Environmental protection authorities across the country were asked to thoroughly check power plants that are under construction or planned to see if they have undergone environment impact assessment.
Those launched without an impact assessment or approval from environment authorities will be stopped or required to go through necessary procedures.
Authorities will refuse to take applications from companies which do not clean up their act.
They will also supervise approved projects or those already under construction and urge them to implement environmental protection measures.
Due to the country's soaring demand for power, a large number of power plants have been built in the last year with no regard to national polices, said Pan Yue, vice-minister of the State Environmental Protection Administration, yesterday.
That leads to more projects under construction than those that had been planned and goes beyond the capacity of the country's resources and environment, he said.
According to Pan, in the first 11 months of the year, the administration received environmental assessment impact reports on 200 power plants with a capacity of 175.6 million kilowatts.
Among them, 94 were approved. They have a capacity of 80.8 million kilowatts. The rest were either rejected or are being dealt with.
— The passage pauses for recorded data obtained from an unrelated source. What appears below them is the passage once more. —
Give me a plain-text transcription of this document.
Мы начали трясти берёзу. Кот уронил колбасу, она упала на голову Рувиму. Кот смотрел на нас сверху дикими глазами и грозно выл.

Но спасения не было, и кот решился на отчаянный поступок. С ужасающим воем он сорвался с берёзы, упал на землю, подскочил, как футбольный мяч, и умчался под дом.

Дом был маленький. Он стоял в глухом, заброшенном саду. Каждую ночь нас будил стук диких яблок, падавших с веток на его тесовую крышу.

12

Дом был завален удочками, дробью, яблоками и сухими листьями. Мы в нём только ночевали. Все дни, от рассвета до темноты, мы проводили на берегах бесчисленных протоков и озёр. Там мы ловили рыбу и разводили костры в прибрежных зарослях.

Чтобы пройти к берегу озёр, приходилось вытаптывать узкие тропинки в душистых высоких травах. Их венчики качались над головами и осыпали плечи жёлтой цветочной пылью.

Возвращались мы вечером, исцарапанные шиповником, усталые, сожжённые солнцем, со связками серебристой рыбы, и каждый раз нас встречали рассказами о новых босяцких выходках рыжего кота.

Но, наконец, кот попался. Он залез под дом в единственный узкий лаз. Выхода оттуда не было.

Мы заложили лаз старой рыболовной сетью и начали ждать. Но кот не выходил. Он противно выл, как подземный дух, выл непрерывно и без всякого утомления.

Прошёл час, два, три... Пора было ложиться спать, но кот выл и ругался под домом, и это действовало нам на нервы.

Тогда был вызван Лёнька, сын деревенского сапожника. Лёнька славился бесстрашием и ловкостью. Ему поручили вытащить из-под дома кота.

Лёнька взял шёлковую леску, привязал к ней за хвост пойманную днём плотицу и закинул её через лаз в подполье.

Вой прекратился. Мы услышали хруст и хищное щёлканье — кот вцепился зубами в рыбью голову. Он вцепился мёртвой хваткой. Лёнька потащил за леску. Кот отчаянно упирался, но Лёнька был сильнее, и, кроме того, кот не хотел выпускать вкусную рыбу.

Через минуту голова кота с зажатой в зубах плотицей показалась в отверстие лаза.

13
The peak time was in September, October and November, when 50, 43 and 46 projects were submitted to the administration.
The phenomenon shows that development has derailed from normal track, Pan said.
The 200 projects are scattered all over the country with the exception of Beijing, South China's Hainan Province and Southwest China's Tibet Autonomous Region.
Pan said if all of the 200 projects are put into operation, the consumption of coal in the country will grow by more than 400 million tons a year.
At the same time, those plants could discharge an additional 5 million tons of sulfur dioxide and 53.3 million tons of smoke and dust each year if no pollution control measures are taken.
That could make it hard for some provinces and regions to reach their sulfur dioxide control targets and cause serious pollution, Pan said.
He said to assess the environment impact of power plants, full consideration should be given to the status and capacity of the environment where the plants are to be built.
In regions where there are more plants than the environment can sustain, strict reduction measures should be taken to ensure that the discharge of pollutants does not increase.
In northern regions which are short of water, the building of power plants must go through strict feasibility study. For projects in such regions, the use of underground water is banned.
Pan said the administration will also take similar actions to check sectors such as steel, cement and electrolyte aluminium.